Had it, then, for all his timely help, come to this, and was she driven to beg upon the streets, her little Gracie the lure to public charity? He was perplexed, vaguely dissatisfied, at a loss how to act, when he suddenly perceived a friend of his coming round the corner from Throgmorton Street. The young fellow paused a moment to slip a sixpence into the child’s hand before he came on. As he approached, Gilead accosted him, and, after greetings and a commonplace or two, remarked pleasantly:—
“That was mistaken charity, you know, Robson. You should have insisted on your matchbox in exchange.”
The other stared a moment, gathered, and laughed.
“O, that!” he said. “It’s one’s instinctive homage, I suppose, to a lovely face and a soft voice—the two best things in nature.”
“I daresay. And doesn’t she know and trade on it, too.”
“Well, if you put it that way, to quite a respectable tune, I should say. The two are familiar figures at that corner—have been for some time.
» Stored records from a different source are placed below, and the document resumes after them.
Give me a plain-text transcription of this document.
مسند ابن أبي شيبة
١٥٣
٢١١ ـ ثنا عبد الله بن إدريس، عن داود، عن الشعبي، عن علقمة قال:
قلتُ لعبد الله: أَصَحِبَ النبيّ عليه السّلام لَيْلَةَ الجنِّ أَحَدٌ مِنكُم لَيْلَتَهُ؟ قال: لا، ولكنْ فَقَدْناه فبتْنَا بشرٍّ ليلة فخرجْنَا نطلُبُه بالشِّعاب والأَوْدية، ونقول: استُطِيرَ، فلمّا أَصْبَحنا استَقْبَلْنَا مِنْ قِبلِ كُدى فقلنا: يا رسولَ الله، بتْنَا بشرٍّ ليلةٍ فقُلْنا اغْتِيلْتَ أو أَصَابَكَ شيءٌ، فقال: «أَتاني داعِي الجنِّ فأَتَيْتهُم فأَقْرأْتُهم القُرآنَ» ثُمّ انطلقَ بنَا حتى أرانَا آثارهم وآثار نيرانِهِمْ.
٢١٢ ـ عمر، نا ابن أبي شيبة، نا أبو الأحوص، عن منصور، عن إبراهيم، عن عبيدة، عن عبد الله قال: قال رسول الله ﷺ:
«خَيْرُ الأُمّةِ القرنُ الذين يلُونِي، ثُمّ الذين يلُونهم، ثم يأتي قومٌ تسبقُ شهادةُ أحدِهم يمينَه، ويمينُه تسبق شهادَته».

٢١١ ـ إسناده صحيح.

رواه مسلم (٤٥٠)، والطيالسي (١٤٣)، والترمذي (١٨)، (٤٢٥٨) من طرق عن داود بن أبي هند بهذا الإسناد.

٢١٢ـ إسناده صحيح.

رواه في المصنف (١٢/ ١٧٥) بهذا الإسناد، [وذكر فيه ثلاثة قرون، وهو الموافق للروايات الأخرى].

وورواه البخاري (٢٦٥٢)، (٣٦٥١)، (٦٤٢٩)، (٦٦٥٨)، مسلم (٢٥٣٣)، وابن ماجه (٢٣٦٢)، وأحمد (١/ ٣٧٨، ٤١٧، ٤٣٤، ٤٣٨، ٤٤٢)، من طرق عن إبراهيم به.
They catch the drift there, you see, from a dozen golden ways. It’s a good pitch.”
“So I should think. Is anything known about them?”
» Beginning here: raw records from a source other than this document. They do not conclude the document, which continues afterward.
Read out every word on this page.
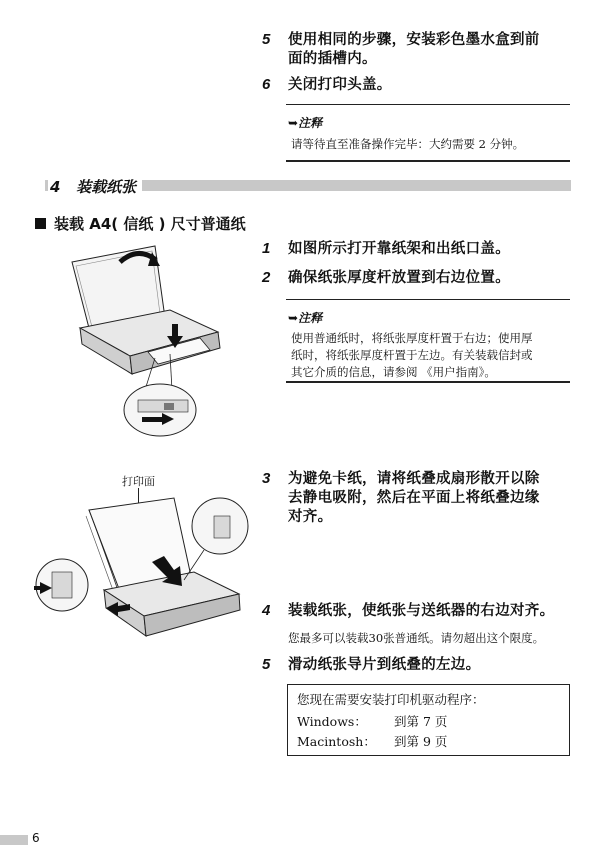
5 使用相同的步骤，安装彩色墨水盒到前
面的插槽内。
6 关闭打印头盖。
➥注释
请等待直至准备操作完毕：大约需要 2 分钟。
4 装载纸张
装载 A4( 信纸 ) 尺寸普通纸
1 如图所示打开靠纸架和出纸口盖。
2 确保纸张厚度杆放置到右边位置。
➥注释
使用普通纸时，将纸张厚度杆置于右边；使用厚
纸时，将纸张厚度杆置于左边。有关装载信封或
其它介质的信息，请参阅 《用户指南》。
打印面	3 为避免卡纸，请将纸叠成扇形散开以除
去静电吸附，然后在平面上将纸叠边缘
对齐。
4 装载纸张，使纸张与送纸器的右边对齐。
您最多可以装载30张普通纸。请勿超出这个限度。
5 滑动纸张导片到纸叠的左边。
您现在需要安装打印机驱动程序：
Windows： 到第 7 页
Macintosh： 到第 9 页
6
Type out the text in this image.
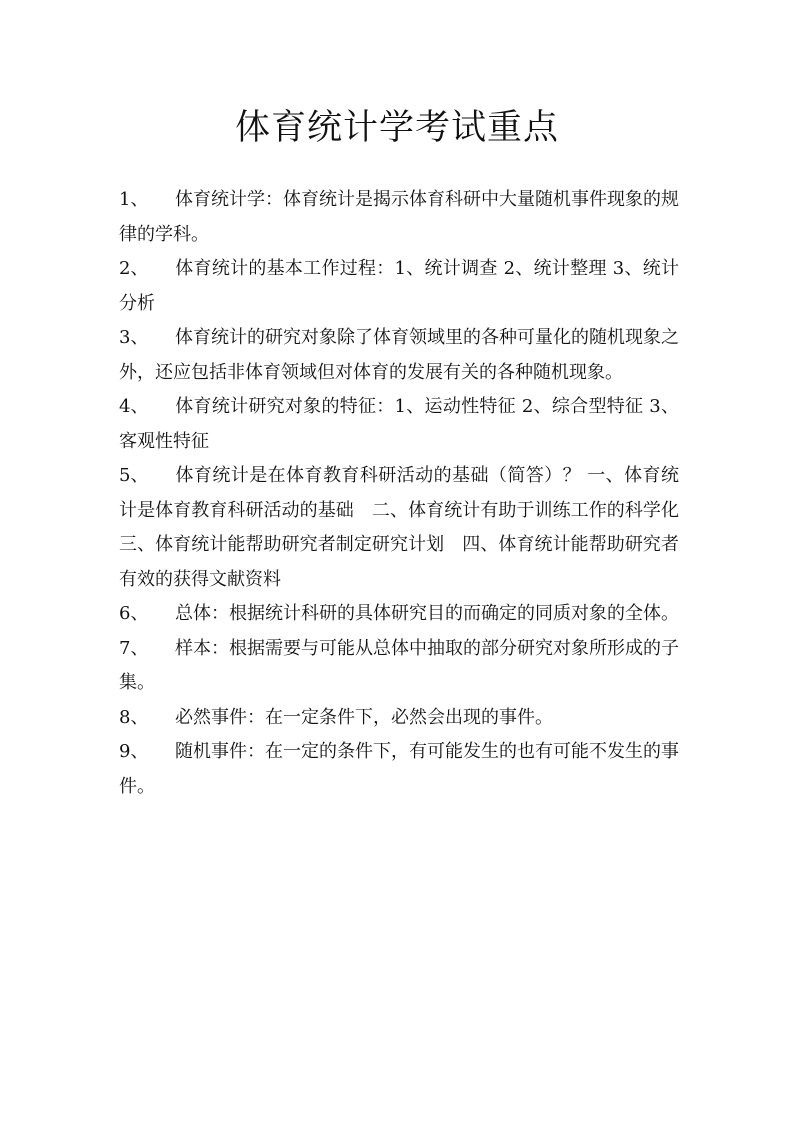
体育统计学考试重点
1、 体育统计学：体育统计是揭示体育科研中大量随机事件现象的规律的学科。
2、 体育统计的基本工作过程：1、统计调查 2、统计整理 3、统计分析
3、 体育统计的研究对象除了体育领域里的各种可量化的随机现象之外，还应包括非体育领域但对体育的发展有关的各种随机现象。
4、 体育统计研究对象的特征：1、运动性特征 2、综合型特征 3、客观性特征
5、 体育统计是在体育教育科研活动的基础（简答）？ 一、体育统计是体育教育科研活动的基础　二、体育统计有助于训练工作的科学化　三、体育统计能帮助研究者制定研究计划　四、体育统计能帮助研究者有效的获得文献资料
6、 总体：根据统计科研的具体研究目的而确定的同质对象的全体。
7、 样本：根据需要与可能从总体中抽取的部分研究对象所形成的子集。
8、 必然事件：在一定条件下，必然会出现的事件。
9、 随机事件：在一定的条件下，有可能发生的也有可能不发生的事件。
“Not that I’m aware. It’s the mystery does the business, you see. They’re there as regular as clockwork from ten to four, and then they go. I’ve noticed them a dozen times, and they always move off on the stroke.”
Gilead, after parting with the young gentleman, grew so restless over the non-reappearance of his other friend, that in the end he left a message for him with the chauffeur, and, stopping a taxicab, drove back to the office. Arrived there, he instantly despatched in the same vehicle a member of his staff to Gospel Oak, with directions to the man to make exhaustive enquiries. He was already quite prepared for the result, and expressed no surprise when informed that there was no such place in Gospel Oak as Garden Lane, and consequently no Myrtle Villa, and, by inference, no Mrs Nightingale. Her ‘complaint,’ it was evident, dated from other and less righteous groves. He prepared, very stern and quietly wrathful, to act upon that assumption.
Fortunately for his purpose the weather, though it did not yet rain, was sufficiently threatening to justify a waterproof. He selected one with a very high turn-up collar, in which he muffled the lower part of his face. A cap pulled low down over his eyes completed a sort of disguise which he had no doubt would prove efficient. A quarter to four that same afternoon saw him posted in Threadneedle Street at a point whence, from amidst the hurrying throng, he could easily watch the movements of the woman and child, who were still stationary in their place at the street corner.